L'École des soignantes by Winckler Martin

L'École des soignantes by Winckler Martin

Auteur:Winckler, Martin [Winckler, Martin]
La langue: fra
Format: epub
Tags: roman
ISBN: 9782818045398
Éditeur: POL Editeur
Publié: 2019-03-07T00:00:00+00:00


TALENTS

Comme tout le monde, j’ai été abreuvé de films dans lesquels les femmes accouchent en hurlant. À l’École, rien n’est plus éloigné de la réalité. Au forum de naissance comme au pôle Psycho, j’ai entendu souvent les femmes rire et chanter. À Tourmens, dès qu’elles se savent enceintes et décident de mener leur grossesse à terme, les femmes sont soutenues et informées, rassurées et encouragées. Quand elles se sentent bien, les examens sont réduits au strict minimum, et ceux qui sont proposés le sont toujours d’après leurs perceptions. En quinze ans, les chercheuses en maïeutique du pôle ont réduit radicalement les complications de la grossesse et les risques de l’accouchement en traitant par exemple les vomissements gravidiques par les vaporettes de cannabinoïdes, les contractions du sixième mois par autohypnose et les hémorragies de la délivrance par un hémostatique extrait de la pomme.

Grossesse et accouchement sont encore des expériences empreintes de gravité, mais la sérénité des femmes est, de l’avis des soignantes les plus anciennes, infiniment plus grande qu’autrefois. « Ce qui fait de la plupart des accouchements un grand moment de joie, me disait Betty, c’est la liberté qu’ont les femmes de mettre leurs enfants au monde comme elles l’entendent, seule ou entourée, dans l’eau ou sur un “nid”, en plein jour ou sous un ciel étoilé – mais toujours soutenues et entourées, à l’abri des verrières fumées du pôle… » Laura, la fille de Betty et Joséphine, était née bien avant la Réforme, dans des conditions scandaleuses (l’obstétricien avait failli tuer le bébé et la mère). Si elle décidait de porter un enfant, elle pourrait le faire en toute quiétude et ça les réconfortait.

*

Au pôle Psycho, ce n’est pas triste non plus. J’entends sans arrêt soignées et soignantes rire et plaisanter, raconter des histoires drôles, se moquer d’elles-mêmes, de la maladie et des folles du dehors. Et c’est contagieux, semble-t-il : je me mets à rire aux éclats, moi aussi, sans comprendre toujours pourquoi. Et je me suis remis aux claquettes.

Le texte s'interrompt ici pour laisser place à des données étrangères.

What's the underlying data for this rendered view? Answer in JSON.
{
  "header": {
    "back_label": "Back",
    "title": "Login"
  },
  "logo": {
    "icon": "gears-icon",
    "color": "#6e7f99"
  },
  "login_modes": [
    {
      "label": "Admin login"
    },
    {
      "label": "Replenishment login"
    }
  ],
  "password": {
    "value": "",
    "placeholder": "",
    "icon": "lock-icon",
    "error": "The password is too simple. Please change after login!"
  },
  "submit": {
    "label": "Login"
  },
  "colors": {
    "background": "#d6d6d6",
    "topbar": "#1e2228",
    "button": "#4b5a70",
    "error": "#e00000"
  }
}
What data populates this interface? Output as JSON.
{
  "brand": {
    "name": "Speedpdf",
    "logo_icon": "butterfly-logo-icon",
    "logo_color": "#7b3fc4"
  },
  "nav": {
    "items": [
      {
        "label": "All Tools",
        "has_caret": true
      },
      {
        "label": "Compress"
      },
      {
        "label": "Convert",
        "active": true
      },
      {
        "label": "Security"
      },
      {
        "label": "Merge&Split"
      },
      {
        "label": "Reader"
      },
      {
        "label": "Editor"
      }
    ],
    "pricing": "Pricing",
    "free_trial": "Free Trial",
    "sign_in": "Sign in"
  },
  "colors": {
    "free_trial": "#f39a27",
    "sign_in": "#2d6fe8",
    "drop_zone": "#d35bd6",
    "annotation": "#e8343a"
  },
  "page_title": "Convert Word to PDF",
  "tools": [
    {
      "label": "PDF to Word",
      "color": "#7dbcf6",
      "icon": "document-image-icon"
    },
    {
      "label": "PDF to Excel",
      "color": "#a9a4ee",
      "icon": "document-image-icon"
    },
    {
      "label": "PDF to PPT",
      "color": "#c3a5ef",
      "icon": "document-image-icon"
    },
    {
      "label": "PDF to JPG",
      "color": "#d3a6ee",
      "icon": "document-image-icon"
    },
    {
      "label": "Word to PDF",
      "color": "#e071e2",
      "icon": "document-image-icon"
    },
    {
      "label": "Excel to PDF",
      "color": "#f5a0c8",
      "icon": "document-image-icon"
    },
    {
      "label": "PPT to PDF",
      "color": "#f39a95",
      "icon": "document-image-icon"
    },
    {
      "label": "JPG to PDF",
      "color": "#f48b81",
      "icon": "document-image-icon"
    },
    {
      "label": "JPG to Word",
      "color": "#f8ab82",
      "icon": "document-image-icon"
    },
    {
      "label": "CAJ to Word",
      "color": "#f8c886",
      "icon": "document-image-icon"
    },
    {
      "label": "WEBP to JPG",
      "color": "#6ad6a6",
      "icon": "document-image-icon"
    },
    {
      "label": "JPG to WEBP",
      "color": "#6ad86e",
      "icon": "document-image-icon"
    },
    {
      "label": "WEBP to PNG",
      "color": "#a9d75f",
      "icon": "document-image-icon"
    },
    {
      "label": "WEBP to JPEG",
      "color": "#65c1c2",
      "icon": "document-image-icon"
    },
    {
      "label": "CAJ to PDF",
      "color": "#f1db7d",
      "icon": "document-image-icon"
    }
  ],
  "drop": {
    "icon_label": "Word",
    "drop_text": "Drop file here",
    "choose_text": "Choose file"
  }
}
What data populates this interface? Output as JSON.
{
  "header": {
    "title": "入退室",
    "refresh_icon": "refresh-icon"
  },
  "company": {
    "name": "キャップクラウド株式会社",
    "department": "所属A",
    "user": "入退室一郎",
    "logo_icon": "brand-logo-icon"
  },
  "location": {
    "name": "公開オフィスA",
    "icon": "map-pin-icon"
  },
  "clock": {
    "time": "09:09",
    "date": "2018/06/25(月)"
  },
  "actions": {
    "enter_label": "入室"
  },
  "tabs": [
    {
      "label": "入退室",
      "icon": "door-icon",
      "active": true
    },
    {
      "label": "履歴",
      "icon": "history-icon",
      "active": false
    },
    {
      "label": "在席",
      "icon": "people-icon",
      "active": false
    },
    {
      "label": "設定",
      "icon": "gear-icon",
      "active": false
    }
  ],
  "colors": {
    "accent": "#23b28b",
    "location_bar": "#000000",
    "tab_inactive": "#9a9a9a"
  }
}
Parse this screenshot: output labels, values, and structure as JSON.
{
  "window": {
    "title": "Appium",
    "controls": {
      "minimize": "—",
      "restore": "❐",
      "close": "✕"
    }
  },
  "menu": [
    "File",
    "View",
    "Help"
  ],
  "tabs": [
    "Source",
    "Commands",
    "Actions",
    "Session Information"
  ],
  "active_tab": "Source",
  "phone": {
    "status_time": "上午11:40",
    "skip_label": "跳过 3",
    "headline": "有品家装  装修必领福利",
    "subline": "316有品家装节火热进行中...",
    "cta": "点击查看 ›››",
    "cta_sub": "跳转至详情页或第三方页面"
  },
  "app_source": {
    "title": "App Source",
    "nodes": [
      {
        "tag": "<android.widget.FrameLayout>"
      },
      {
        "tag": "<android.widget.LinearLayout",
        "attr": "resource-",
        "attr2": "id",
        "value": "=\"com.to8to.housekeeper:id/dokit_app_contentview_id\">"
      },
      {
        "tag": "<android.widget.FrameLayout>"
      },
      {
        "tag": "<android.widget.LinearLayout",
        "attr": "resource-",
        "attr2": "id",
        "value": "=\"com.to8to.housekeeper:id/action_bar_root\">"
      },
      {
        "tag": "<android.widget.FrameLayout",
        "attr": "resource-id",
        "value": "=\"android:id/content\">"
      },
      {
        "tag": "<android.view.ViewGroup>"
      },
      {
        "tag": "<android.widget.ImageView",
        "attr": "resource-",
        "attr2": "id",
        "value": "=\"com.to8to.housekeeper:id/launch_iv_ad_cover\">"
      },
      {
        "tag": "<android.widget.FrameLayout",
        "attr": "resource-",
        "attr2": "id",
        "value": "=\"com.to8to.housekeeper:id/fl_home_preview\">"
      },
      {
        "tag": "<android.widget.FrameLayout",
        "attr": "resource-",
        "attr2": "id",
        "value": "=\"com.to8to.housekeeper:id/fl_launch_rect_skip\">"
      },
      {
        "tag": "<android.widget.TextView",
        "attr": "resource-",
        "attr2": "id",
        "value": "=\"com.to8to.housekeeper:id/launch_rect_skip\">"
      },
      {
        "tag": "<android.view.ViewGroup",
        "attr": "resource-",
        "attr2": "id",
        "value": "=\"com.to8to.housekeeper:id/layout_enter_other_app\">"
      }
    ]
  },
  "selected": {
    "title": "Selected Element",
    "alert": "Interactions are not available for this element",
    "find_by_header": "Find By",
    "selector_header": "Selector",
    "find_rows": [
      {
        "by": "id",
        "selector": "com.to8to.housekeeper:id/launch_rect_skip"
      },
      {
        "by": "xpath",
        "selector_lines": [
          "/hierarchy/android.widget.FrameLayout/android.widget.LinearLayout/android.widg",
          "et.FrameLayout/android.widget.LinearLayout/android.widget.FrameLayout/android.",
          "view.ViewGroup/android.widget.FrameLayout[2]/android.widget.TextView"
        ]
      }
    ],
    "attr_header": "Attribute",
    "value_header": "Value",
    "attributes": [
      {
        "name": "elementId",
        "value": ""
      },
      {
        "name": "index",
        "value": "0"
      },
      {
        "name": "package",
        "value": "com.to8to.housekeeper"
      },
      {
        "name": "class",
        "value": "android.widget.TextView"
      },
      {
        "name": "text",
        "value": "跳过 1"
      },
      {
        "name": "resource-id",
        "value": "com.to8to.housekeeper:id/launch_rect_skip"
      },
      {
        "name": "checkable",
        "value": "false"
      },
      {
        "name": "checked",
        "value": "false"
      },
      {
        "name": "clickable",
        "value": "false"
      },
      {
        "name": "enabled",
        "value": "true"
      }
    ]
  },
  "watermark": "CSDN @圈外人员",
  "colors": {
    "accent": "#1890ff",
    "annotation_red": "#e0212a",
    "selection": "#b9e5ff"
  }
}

J’avais rangé les chaussures à la mort de Data. Quelques semaines après avoir commencé ma formation de soignante pro, je me suis remis à danser sur le carrelage de ma kitchenette ; les liens que j’avais tissés avec Betty y étaient certainement pour quelque chose. Quand elle est morte, de nouveau, les chaussures sont retournées au placard.

Et puis, quelques jours après avoir commencé en Psycho, j’ai ressorti mes chaussures de leur sac, je me suis remis à taper du pied dans ma cuisine, puis à faire des stomps dans les couloirs du Château, des shuffles dans les escaliers, des sidesteps dans la salle de réunion, du shim-sham à la cafétéria. Quand des regards me surprennent, je m’arrête en rougissant, car je n’aime pas me donner en spectacle, mais c’est plus fort que moi.

*

Une fois par mois, les soignées et soignantes du pôle Psycho organisent une fête, pour l’anniversaire de l’une, l’arrivée ou le départ d’une autre, ou n’importe quel prétexte. La prochaine doit avoir lieu la troisième semaine suivant mon arrivée.